Italia y Francia desmantelan una red acusada de instalar dispositivos ocultos en ferris para acceder a datos sensibles, en una operación que apunta a posibles vínculos con Rusia.
Las autoridades italianas y francesas desmantelaron una célula de piratas informáticos y presuntos saboteadores acusada de acceder ilegalmente a los sistemas informáticos de la naviera italiana Grandi Navi Veloci (GNV).
La operación, que según los investigadores estaría dirigida por grupos prorrusos, pretendía instalar dispositivos electrónicos ocultos a bordo de los transbordadores para capturar datos sensibles y, potencialmente, tomar el control remoto de los buques.
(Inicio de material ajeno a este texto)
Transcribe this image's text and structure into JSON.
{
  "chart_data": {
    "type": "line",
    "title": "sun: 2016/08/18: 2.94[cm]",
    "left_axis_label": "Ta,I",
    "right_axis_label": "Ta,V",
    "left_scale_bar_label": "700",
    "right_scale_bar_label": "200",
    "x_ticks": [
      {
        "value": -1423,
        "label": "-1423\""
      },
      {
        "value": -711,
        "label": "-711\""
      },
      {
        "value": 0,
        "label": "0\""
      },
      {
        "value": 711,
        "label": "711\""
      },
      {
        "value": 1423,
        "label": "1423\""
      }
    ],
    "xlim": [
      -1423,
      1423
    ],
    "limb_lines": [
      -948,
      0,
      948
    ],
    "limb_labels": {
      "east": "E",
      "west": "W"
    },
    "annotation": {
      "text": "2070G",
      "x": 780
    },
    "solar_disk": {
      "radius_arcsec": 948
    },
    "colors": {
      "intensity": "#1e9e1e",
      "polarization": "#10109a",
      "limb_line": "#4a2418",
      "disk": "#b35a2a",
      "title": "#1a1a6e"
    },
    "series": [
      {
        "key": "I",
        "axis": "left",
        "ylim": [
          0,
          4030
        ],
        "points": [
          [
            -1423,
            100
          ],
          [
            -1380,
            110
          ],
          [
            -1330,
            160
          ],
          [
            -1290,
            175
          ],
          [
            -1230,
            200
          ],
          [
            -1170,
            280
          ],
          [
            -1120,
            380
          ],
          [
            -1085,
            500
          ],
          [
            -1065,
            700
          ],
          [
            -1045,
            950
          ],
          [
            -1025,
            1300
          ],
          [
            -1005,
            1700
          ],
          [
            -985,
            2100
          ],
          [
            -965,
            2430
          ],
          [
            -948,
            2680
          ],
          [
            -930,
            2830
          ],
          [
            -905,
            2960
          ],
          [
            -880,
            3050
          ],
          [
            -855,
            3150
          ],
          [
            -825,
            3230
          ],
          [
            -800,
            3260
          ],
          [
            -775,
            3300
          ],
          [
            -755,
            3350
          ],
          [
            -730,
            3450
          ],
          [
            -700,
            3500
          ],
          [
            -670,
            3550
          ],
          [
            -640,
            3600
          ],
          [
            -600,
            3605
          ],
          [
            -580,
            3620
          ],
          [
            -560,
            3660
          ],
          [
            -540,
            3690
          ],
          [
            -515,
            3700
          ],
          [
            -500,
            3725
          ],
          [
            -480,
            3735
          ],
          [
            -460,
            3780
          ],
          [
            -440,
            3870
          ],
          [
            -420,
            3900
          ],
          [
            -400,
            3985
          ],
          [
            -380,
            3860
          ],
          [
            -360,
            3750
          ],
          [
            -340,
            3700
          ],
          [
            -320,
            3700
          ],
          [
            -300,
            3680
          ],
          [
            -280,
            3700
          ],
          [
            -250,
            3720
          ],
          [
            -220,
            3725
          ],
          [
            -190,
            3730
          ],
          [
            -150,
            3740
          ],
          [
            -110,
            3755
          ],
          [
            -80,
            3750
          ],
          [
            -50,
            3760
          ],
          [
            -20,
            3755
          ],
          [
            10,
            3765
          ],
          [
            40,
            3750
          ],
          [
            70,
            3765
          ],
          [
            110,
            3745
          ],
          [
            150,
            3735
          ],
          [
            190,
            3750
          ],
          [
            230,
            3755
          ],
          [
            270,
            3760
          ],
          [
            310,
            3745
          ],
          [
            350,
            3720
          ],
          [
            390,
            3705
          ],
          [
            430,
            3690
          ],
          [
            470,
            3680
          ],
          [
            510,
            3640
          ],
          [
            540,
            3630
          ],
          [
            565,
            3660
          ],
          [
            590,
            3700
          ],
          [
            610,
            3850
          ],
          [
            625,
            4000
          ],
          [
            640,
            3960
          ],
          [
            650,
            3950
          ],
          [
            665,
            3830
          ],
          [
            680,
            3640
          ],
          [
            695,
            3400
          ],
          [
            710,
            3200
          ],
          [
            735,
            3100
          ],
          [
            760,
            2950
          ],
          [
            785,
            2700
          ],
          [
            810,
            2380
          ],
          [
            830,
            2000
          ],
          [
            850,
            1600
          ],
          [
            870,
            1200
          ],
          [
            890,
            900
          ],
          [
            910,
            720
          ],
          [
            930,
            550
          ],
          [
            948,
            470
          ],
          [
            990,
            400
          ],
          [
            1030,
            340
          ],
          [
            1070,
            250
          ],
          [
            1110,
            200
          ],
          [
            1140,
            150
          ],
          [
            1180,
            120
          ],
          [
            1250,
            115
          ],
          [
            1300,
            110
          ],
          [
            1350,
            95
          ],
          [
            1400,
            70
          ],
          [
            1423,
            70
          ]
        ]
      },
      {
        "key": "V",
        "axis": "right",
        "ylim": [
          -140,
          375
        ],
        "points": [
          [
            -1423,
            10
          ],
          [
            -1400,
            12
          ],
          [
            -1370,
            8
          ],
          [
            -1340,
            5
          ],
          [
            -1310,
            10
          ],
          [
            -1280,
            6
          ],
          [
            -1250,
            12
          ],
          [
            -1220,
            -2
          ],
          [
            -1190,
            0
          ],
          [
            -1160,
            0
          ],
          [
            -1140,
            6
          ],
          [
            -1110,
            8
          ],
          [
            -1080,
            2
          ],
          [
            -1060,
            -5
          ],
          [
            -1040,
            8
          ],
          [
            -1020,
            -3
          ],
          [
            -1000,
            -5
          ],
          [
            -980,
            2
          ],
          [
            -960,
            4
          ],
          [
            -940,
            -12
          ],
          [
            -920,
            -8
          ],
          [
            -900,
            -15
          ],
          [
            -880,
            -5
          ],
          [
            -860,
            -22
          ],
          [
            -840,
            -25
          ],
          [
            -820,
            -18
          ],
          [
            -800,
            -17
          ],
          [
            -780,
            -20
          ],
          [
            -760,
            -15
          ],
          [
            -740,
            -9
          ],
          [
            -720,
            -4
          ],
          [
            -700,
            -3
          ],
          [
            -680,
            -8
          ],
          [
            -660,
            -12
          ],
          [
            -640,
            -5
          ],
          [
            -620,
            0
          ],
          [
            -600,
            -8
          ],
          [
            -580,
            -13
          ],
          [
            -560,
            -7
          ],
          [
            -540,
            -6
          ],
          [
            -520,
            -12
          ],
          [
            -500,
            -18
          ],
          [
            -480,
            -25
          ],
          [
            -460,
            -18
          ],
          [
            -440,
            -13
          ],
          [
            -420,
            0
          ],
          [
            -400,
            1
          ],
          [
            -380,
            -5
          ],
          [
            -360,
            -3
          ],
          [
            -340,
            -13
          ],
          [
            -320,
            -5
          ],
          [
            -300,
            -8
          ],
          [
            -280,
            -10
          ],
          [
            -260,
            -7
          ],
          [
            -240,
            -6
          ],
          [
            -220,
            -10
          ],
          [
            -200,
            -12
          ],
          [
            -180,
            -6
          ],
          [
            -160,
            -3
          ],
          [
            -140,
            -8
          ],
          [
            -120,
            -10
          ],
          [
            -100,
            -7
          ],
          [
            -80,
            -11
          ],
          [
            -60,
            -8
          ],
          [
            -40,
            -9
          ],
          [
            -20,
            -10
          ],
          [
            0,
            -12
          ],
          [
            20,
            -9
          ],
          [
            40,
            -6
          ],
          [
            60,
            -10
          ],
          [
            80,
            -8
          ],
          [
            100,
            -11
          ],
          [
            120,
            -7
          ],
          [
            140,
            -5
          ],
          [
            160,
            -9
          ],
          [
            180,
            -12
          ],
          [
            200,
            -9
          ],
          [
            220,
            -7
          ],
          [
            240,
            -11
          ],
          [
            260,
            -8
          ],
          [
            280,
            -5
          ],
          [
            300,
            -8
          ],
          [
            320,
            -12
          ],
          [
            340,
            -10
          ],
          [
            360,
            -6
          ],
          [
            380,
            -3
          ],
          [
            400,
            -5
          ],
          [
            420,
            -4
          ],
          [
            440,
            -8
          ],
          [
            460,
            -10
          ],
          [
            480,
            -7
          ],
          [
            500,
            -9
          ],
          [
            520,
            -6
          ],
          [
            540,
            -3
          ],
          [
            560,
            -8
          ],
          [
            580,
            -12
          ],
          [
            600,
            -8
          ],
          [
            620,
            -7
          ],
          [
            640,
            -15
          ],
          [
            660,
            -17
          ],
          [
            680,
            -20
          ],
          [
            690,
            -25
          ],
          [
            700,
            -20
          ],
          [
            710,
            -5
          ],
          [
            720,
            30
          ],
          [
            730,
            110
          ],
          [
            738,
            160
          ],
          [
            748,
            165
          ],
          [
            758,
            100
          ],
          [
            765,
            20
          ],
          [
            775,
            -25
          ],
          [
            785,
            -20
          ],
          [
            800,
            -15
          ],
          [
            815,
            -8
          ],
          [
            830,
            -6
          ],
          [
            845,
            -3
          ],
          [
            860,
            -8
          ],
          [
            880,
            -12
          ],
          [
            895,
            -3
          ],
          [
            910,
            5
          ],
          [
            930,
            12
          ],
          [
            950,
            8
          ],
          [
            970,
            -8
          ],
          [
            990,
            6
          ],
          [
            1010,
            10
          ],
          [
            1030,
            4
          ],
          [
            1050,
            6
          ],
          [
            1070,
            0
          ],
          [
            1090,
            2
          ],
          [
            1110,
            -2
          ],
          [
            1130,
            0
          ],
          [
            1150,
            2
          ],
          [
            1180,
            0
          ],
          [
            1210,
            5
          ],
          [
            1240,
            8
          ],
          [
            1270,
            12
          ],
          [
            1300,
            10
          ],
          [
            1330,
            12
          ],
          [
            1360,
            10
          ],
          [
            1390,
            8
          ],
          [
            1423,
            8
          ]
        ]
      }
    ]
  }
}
La operación y las detenciones de los sospechosos
El caso se inició en diciembre de 2025, a raíz de una denuncia presentada por GNV ante el Centro de Ciberseguridad de la Policía Postal de Liguria. La investigación condujo a la detención de tres ciudadanos letones. Dos jóvenes de 24 y 25 años fueron arrestados hace seis meses a bordo de los buques Fantastic y Bridge, en los puertos de Sète (Francia) y Nápoles, respectivamente.
Según las reconstrucciones, los marineros habrían recibido varios miles de euros por manipular los sistemas de a bordo. Un tercer cómplice, considerado el enlace con la dirección de la organización, fue detenido hace una semana en España. Al parecer, el presunto cabecilla de la operación, otro ciudadano letón de 40 años, se encuentra actualmente en Moscú.
La confesión y el papel de Rusia
Uno de los detenidos ha admitido su responsabilidad, confirmando que le pagaron para instalar los dispositivos, aunque ha guardado silencio sobre los instigadores finales. Sin embargo, las autoridades internacionales apuntan a un posible origen vinculado a intereses rusos.
En el momento de las primeras detenciones, el ministro del Interior francés, Laurent Nuñez, lanzó una advertencia sobre las actividades de desestabilización atribuidas a la inteligencia rusa: "Hoy en día, muy a menudo solo hay un país detrás de las injerencias extranjeras".
¿Un patrón de sabotaje marítimo?
La investigación sobre GNV forma parte de una creciente alerta por la llamada 'guerra híbrida' en los mares europeos. Los analistas del Comité de Análisis Estratégico Antiterrorista (CASA) están evaluando posibles vínculos con otros incidentes sospechosos.
Entre ellos figura la colisión el año pasado en el mar del Norte entre el portacontenedores portugués Solong y el petrolero sueco Stena Immaculate, que transportaba parafina para el Ejército estadounidense. Aunque el capitán del Solong, de nacionalidad rusa, fue condenado por negligencia y homicidio involuntario, no se ha descartado completamente la hipótesis de un posible sabotaje, que sigue siendo objeto de análisis en el marco de la investigación internacional.
La Fiscalía de Génova prosigue sus investigaciones por "acceso abusivo a sistemas informáticos" y mantiene la hipótesis de la utilización de intermediarios vinculados a potencias extranjeras para atacar centros logísticos e infraestructuras civiles occidentales.